As nádegas da rainha, expostas no centro do quarto, estavam cobertas de picadas de melga. A aia estava perplexa. A rainha levantou o resto da camisa de noite, tirou-a pela cabeça, e ficou nua. As melgas tinham-lhe marcado o corpo todo, gostavam de sangue doce. Ao longe, cães a ladrar, restos de fogueiras e o início da manhã. Era Agosto e, por isso, o sol nascia logo vivo, feito. Enquanto a aia se aproximava com uma bacia cheia de água, a rainha era como uma estátua de pernas grossas. Estava grávida pela terceira vez, mas não tinha medo. Agachada, a aia molhava um pano na água quente e aplicava-o sobre as picadas de melga. Quando fechava os olhos, o corpo da rainha era uma chaga inteira de comichão. Havia o som da água que escorria do pano para dentro da bacia, e era como se a comichão fosse queimada em pontos escolhidos.
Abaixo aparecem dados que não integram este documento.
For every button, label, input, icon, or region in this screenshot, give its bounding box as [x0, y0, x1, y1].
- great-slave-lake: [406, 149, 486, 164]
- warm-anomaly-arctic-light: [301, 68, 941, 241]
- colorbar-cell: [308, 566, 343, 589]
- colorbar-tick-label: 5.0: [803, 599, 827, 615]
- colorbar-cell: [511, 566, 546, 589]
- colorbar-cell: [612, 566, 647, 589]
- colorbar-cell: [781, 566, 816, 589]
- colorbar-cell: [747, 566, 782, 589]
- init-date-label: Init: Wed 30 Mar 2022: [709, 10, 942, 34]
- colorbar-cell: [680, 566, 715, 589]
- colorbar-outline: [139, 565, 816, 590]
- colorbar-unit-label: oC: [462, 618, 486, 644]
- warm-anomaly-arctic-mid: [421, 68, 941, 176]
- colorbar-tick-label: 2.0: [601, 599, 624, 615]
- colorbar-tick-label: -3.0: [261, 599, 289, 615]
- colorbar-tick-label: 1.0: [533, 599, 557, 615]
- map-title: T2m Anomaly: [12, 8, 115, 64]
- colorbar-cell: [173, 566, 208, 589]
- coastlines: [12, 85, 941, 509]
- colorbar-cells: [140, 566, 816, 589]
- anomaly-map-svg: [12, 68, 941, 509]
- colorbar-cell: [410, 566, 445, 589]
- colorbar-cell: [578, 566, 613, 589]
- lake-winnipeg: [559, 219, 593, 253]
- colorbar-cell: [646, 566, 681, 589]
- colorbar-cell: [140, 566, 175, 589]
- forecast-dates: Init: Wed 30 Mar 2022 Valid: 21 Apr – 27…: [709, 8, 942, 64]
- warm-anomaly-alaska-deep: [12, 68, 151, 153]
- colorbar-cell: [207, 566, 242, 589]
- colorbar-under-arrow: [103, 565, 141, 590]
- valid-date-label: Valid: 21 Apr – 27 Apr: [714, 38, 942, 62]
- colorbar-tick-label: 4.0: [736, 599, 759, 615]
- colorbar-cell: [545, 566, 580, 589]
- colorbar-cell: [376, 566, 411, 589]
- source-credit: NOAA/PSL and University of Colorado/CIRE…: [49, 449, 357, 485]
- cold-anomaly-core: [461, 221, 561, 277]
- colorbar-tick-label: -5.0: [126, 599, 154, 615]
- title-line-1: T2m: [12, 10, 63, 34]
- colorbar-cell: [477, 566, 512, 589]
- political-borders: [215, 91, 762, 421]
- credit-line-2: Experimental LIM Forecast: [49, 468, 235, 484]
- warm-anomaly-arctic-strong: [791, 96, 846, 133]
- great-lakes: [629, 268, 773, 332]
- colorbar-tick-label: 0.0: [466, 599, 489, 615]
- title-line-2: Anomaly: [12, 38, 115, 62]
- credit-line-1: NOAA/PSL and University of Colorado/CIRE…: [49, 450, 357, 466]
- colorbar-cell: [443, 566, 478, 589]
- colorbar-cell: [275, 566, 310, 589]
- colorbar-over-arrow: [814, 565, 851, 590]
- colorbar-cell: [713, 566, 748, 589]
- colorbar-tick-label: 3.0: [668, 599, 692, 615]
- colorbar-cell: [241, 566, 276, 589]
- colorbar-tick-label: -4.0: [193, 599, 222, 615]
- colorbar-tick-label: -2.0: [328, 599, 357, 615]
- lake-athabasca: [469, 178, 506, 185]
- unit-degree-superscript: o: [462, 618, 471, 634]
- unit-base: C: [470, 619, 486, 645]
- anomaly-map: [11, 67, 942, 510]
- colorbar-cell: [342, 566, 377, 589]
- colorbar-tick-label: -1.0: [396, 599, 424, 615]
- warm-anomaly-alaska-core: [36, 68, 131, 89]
      Não entrava qualquer aragem pela janela aberta. Rainha de Leão e Castela, consorte do príncipe herdeiro da coroa de Portugal, crivada de picadas de melgas. A aia chamou-a, disse o seu nome, Constança, e perguntou se estava a aleijá-la. Nessa resposta breve, Constança não teve voz de rainha. Por causa dessa mesma dor, não prestou atenção ao crescendo de pequenos sons vindos do pátio, pedaços de gargalhadas, interjeições interrompidas, que antecederam o ajuntamento dos homens para a caçada. O último a chegar foi Pedro e, mal chegou, foi ele próprio que os conduziu. Aqueles eram os melhores cavalos do reino, os exemplares mais puros, mas pareciam desperdiçados. Quanta caça poderiam encontrar numa manhã já alta de Agosto? Constança não considerava sequer esta pergunta. O marido aparecia e desaparecia e, sobre isso, tentava adivinhar pouco, aceitava as escolhas do tempo, não acreditava no entendimento absoluto dos maridos. Os homens eram de outra espécie, como os lobos, ou as melgas.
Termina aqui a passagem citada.